Aynı şekilde Hakk Teâla’ya hüsnü zannı da bu makuleden bilebiliriz.

“Ben kulumun zannı üzereyim”[45]

b) Aileye ihsan: Anne ve baba, eş ve çocukları kapsayan aile ile ilişki ve muamele meselesinde anne ve babaya iyilik en önemli meseledir.

“Allah’tan başkasına ibadet etmeyiniz ve anne ve babaya iyilik yapınız”[46]

İhsanın anlamı adaletten daha üstündür. Yani hakkından bir miktarı da onlara bağışlar. Bu yaklaşım farklı davranış mısdaklarında “beğenilmiş ve övülmüş işler, iyi ve yumuşak söz, tevazu, muhabbet, lütuf, hayırlı dua ve…”[47] ortaya çıkar.

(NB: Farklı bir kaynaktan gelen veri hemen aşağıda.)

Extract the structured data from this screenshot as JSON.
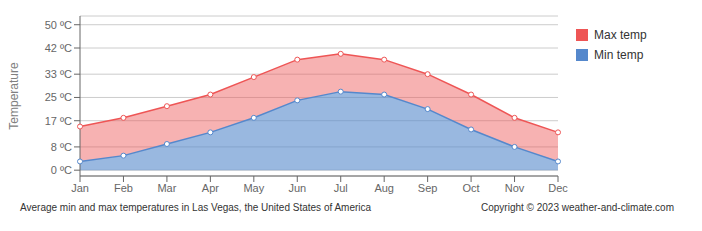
{
  "chart_data": {
    "type": "area",
    "title": "Average min and max temperatures in Las Vegas, the United States of America",
    "annotations": [
      "Copyright © 2023  weather-and-climate.com"
    ],
    "y_label": "Temperature",
    "categories": [
      "Jan",
      "Feb",
      "Mar",
      "Apr",
      "May",
      "Jun",
      "Jul",
      "Aug",
      "Sep",
      "Oct",
      "Nov",
      "Dec"
    ],
    "series": [
      {
        "name": "Max temp",
        "color": "#ee5555",
        "values": [
          15,
          18,
          22,
          26,
          32,
          38,
          40,
          38,
          33,
          26,
          18,
          13
        ]
      },
      {
        "name": "Min temp",
        "color": "#5588cc",
        "values": [
          3,
          5,
          9,
          13,
          18,
          24,
          27,
          26,
          21,
          14,
          8,
          3
        ]
      }
    ],
    "ylim": [
      -2,
      53
    ],
    "yticks": [
      {
        "value": 0,
        "label": "0 ºC"
      },
      {
        "value": 8,
        "label": "8 ºC"
      },
      {
        "value": 17,
        "label": "17 ºC"
      },
      {
        "value": 25,
        "label": "25 ºC"
      },
      {
        "value": 33,
        "label": "33 ºC"
      },
      {
        "value": 42,
        "label": "42 ºC"
      },
      {
        "value": 50,
        "label": "50 ºC"
      }
    ],
    "grid": true,
    "legend": "right"
  }
}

Kısaca aile konusunda İslam’a göre matlup insan için önemli ölçütler şunlardır:

- Her türlü inziva ve ruhbaniyet yasaktır ve hatta manevi süluk… bahanesiyle insan eşinden ve ailesinden uzaklaşamaz.

“Ümmetimde ruhbaniyet yoktur…”[48]

“Sizden bekâr olanları, kölelerinizden ve cariyelerinizden durumu uygun olanları evlendirin.”[49]

“Nikâh benim sünnetimdir ve her kim sünnetimden yüz çevirirse benden değildir.”[50]

“İslam’da bekârların evlenmesinden daha çok Allah’ın sevdiği bir şey yoktur”[51]

- Ailenin sevgi, muhabbet ve ihsan ile yoldaş olan bir ortamı olmalı ve iyi ilişkiler ve güzel ahlakla yönetilmelidir.

- Aile ve çocuklar müminler için sınama alanlarıdır. Aile çocukların manevi ruhiyelerinin gelişim ve tekâmüllerine engel olmamalı bilakis gelişim yeri olmalıdır.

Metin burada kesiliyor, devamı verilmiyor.